If the zeroes of the quadratic polynomial ${\mathrm{x}}^2+(\mathrm{a}+1)\mathrm{x}+\mathrm{b}$ are $2$ and $-3$, then

• A. $\mathrm{a}=-7$, $\mathrm{b}=-1$
• B. $\mathrm{a}=5$, $\mathrm{b}=-1$
• C. $\mathrm{a}=2$, $\mathrm{b}=-6$
• D. $\mathrm{a}=0$, $\mathrm{b}=-6$

Answer 1

The correct option is D

$\mathrm{a}=0$, $\mathrm{b}=-6$

Explanation for correct option

Step 1 General equation of the Quadratic polynomials

As we all know that, if $\mathrm{\alpha }$ and $\mathrm{\beta }$ are the zeroes of polynomial ${\mathbf{ax}}^{\mathbf{2}}\mathbf{+}\mathbf{bx}\mathbf{+}\mathbf{c}$ then,

Sum of the roots are,

$\mathbf{\alpha }\mathbf{+}\mathbf{\beta }\mathbf{=}\frac{\mathbf{-}\mathbf{b}}{\mathbf{a}}$

Here, $\mathrm{a}$ is the coefficient of ${\mathrm{x}}^3$ and $\mathrm{b}$ is the coefficient of ${\mathrm{x}}^2$.

Product of the roots are,

$\mathbf{\alpha }\mathbf{\times }\mathbf{\beta }\mathbf{=}\frac{\mathbf{-}\mathbf{d}}{\mathbf{a}}$

Here, $\mathrm{a}$ is the coefficient of ${\mathrm{x}}^3$ and $\mathrm{d}$ is the constant term.

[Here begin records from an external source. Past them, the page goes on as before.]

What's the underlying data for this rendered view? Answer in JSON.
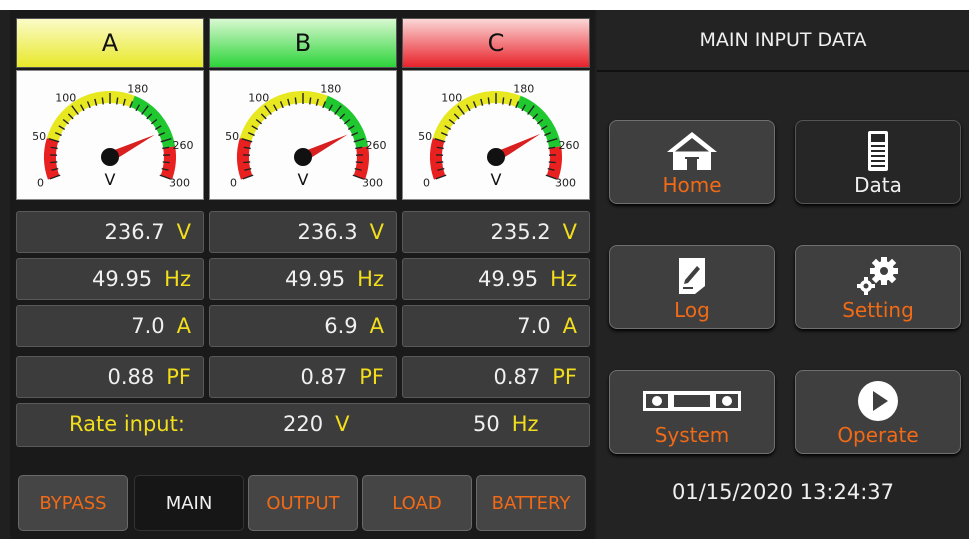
{
  "phases": [
    {
      "name": "A",
      "voltage": "236.7",
      "frequency": "49.95",
      "current": "7.0",
      "power_factor": "0.88"
    },
    {
      "name": "B",
      "voltage": "236.3",
      "frequency": "49.95",
      "current": "6.9",
      "power_factor": "0.87"
    },
    {
      "name": "C",
      "voltage": "235.2",
      "frequency": "49.95",
      "current": "7.0",
      "power_factor": "0.87"
    }
  ],
  "units": {
    "voltage": "V",
    "frequency": "Hz",
    "current": "A",
    "power_factor": "PF"
  },
  "gauge": {
    "unit": "V",
    "ticks": [
      "0",
      "50",
      "100",
      "180",
      "260",
      "300"
    ],
    "min": 0,
    "max": 300,
    "zones": [
      {
        "from": 0,
        "to": 50,
        "color": "#e82020"
      },
      {
        "from": 50,
        "to": 100,
        "color": "#e8e820"
      },
      {
        "from": 100,
        "to": 180,
        "color": "#e8e820"
      },
      {
        "from": 180,
        "to": 260,
        "color": "#20c830"
      },
      {
        "from": 260,
        "to": 300,
        "color": "#e82020"
      }
    ]
  },
  "rate_input": {
    "label": "Rate input:",
    "voltage": "220",
    "voltage_unit": "V",
    "frequency": "50",
    "frequency_unit": "Hz"
  },
  "tabs": [
    {
      "label": "BYPASS",
      "active": false
    },
    {
      "label": "MAIN",
      "active": true
    },
    {
      "label": "OUTPUT",
      "active": false
    },
    {
      "label": "LOAD",
      "active": false
    },
    {
      "label": "BATTERY",
      "active": false
    }
  ],
  "panel": {
    "title": "MAIN INPUT DATA",
    "buttons": {
      "home": {
        "label": "Home",
        "icon": "home-icon"
      },
      "data": {
        "label": "Data",
        "icon": "data-icon"
      },
      "log": {
        "label": "Log",
        "icon": "log-icon"
      },
      "setting": {
        "label": "Setting",
        "icon": "gear-icon"
      },
      "system": {
        "label": "System",
        "icon": "system-icon"
      },
      "operate": {
        "label": "Operate",
        "icon": "play-icon"
      }
    },
    "datetime": "01/15/2020  13:24:37"
  },
  "colors": {
    "accent_orange": "#f16a16",
    "unit_yellow": "#f3de1c",
    "phase_a": "#e8e82a",
    "phase_b": "#2dd43a",
    "phase_c": "#e8222a"
  }
}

It is given that the polynomial equation is ${\mathrm{x}}^2+(\mathrm{a}+1)\mathrm{x}+\mathrm{b}$ and the zeroes are $2$ and $-3$.

We will find the value of $\mathrm{a}$ by using the formula of sum of roots and value of $\mathrm{b}$ by using the formula of product of roots.

Step 2. Find the value of $\mathrm{a}$.

From the given, the zeroes are $2$ and $-3$.

Let,

$\mathrm{\alpha }=2$

$\mathrm{\beta }=-3$

Put the values in the formula for sum of zeroes, we get,

$\Rightarrow$ $2+\left(-3\right)=\frac{-\left(\mathrm{a}+1\right)}{1}$

$\Rightarrow$ $-1=-\left(\mathrm{a}+1\right)$

$\Rightarrow$ $1=\left(\mathrm{a}+1\right)$

$\Rightarrow$ $\mathrm{a}=0$

Step 3. Find the value of $\mathrm{b}$.

Use product of roots formula to find the value of $\mathrm{b}$, we get

$\Rightarrow$ $2\times \left(-3\right)=\frac{\mathrm{b}}{1}$

$\Rightarrow$ $-6=\mathrm{b}$

$\Rightarrow$ $\mathrm{b}=-6$

Hence, the value of $\mathrm{a}$ is $0$ and value of $\mathrm{b}$ is $-6$.

Therefore, option $\mathrm{D}$ is correct answer.